Не говоря ни слова, Пилип уселся на дорогу и взял у Кузьмы его ложку…
Вскоре кумовья снова продолжали путь на Кохановку. Все осталось как было. Следом за Пилипом брела на веревке телка. Молчали, отрезвевшие и сгоравшие от нетерпеливого желания быстрее избавиться друг от друга.
На второй день утром Кузьма, проходя мимо подворья Пилипа, увидел, как Пилип медленно брел к скотному базу, придерживаясь за плетень. Лицо у него было бледно-серое, под глазами налились мешки.
— Кум, что это ты такой зеленый? — не без иронии спросил Кузьма.
Пилип остановился, посмотрел на Кузьму, будто не узнавая. Потом в его глазах сверкнуло жалкое подобие смешка, но ответил вполне серьезно:
— Знаешь, кум, вчера я с тем кизяком что-то поганое слопал — муху или другую заразу. Целую ночь рвало…
И когда эта история повеялась по белому свету, Кузьма не раз всеми святыми присягал перед людьми, что может показать на дороге под Воронцовкой то место, где страдал он, надеясь получить за это от кума телку.

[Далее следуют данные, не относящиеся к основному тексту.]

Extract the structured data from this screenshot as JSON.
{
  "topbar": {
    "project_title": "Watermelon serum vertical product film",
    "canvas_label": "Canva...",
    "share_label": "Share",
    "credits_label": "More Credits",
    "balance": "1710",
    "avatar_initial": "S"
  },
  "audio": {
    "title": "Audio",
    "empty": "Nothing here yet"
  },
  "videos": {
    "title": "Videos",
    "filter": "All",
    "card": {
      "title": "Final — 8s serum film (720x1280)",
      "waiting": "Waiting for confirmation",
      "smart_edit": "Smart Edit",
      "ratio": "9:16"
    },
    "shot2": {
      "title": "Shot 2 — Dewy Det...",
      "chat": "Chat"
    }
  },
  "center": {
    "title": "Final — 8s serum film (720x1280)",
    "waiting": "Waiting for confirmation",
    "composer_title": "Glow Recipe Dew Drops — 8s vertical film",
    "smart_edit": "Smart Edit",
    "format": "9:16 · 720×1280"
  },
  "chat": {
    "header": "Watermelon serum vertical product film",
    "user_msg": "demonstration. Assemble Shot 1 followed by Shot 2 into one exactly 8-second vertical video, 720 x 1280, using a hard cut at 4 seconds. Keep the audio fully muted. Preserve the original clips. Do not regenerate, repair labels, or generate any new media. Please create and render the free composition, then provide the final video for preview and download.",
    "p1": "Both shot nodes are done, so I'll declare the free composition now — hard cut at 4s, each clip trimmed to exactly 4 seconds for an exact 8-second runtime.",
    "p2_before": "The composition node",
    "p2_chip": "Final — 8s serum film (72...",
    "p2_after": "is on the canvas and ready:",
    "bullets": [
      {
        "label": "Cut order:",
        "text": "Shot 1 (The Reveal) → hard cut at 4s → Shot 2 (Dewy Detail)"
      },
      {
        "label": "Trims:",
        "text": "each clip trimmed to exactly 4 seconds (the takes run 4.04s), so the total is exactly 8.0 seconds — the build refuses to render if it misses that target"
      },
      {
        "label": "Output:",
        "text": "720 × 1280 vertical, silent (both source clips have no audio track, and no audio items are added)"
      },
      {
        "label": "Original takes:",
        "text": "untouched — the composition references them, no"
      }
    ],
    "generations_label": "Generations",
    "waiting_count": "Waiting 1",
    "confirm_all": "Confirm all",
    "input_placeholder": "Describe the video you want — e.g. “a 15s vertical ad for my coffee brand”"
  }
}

И вот теперь Степан размышлял над тем, как будет держать себя Пилип, когда начнут уводить с его двора быков, лошадей, коров, телок. Сколько, должно быть, душевных мук испытает он, расставаясь со своим добром, накопленным за многие годы. А земля Пилипа, а просторная хата, могучие надворные постройки, сад — все это завтра станет собственностью колхоза, вернее, уже стало; надо только вытряхнуть Пилипа с его семейством из села, рассчитать и распустить наймитов и наймичек, закрепить актом с описью имущества все содеянное.
14
Утром не успел Степан побриться, как в хату вихрем влетела запыхавшаяся Христя. Она дохнула на него морозной свежестью. Румяные от холода и волнения щеки, блестящие, расширенные глаза, сбивчивая речь… Это была его первая встреча с Христей, первая встреча после тех, напоенных восторженным счастьем хмельных вечеров.
Степан, вернувшись с Саратовщины, не раз видел Христю издали. И она его видела. Но оба боялись посмотреть друг другу в глаза, не знали, какие слова надо сказать. Христя чувствовала неискупимую вину перед Степаном, не хотела ни ему, ни себе сознаться, остался ли в ее сердце тот жар, который так щедро расплескивала при давних, полузабытых, как сон, встречах с ним. А жар, наверное, остался, осталась мучительно-сладкая боль первой любви. Она притупилась временем, заслонилась любовью к родившимся у нее детям, привязанностью к доброму и заботливому Олексе…
А Степан по-прежнему любил… Любил ту далекую Христю, какая осталась в его сердце, любил без всякой надежды, безрассудно, понимая, что зря проходят его молодые годы, что попусту растрачивает он душевные силы, воскрешая в памяти невозвратное. Но ничего не мог поделать с собой. Был счастлив только прошлым и тушил острую боль в груди, когда голос рассудка напоминал ему, что человеку отмерено не бесконечное число весен на его веку.
И вот она, Христя, перед ним, в распахнутом полушубке, в сбившемся на голове клетчатом платке. Но блеск в ее глазах — не от радости встречи, а от муки и горечи.
— Степа… Степушка, — с надрывом зашептали ее губы. Потом Христя примолкла, заметив, как засуетилась Степанова мать, надевая свитку, чтоб уйти в погреб за картошкой.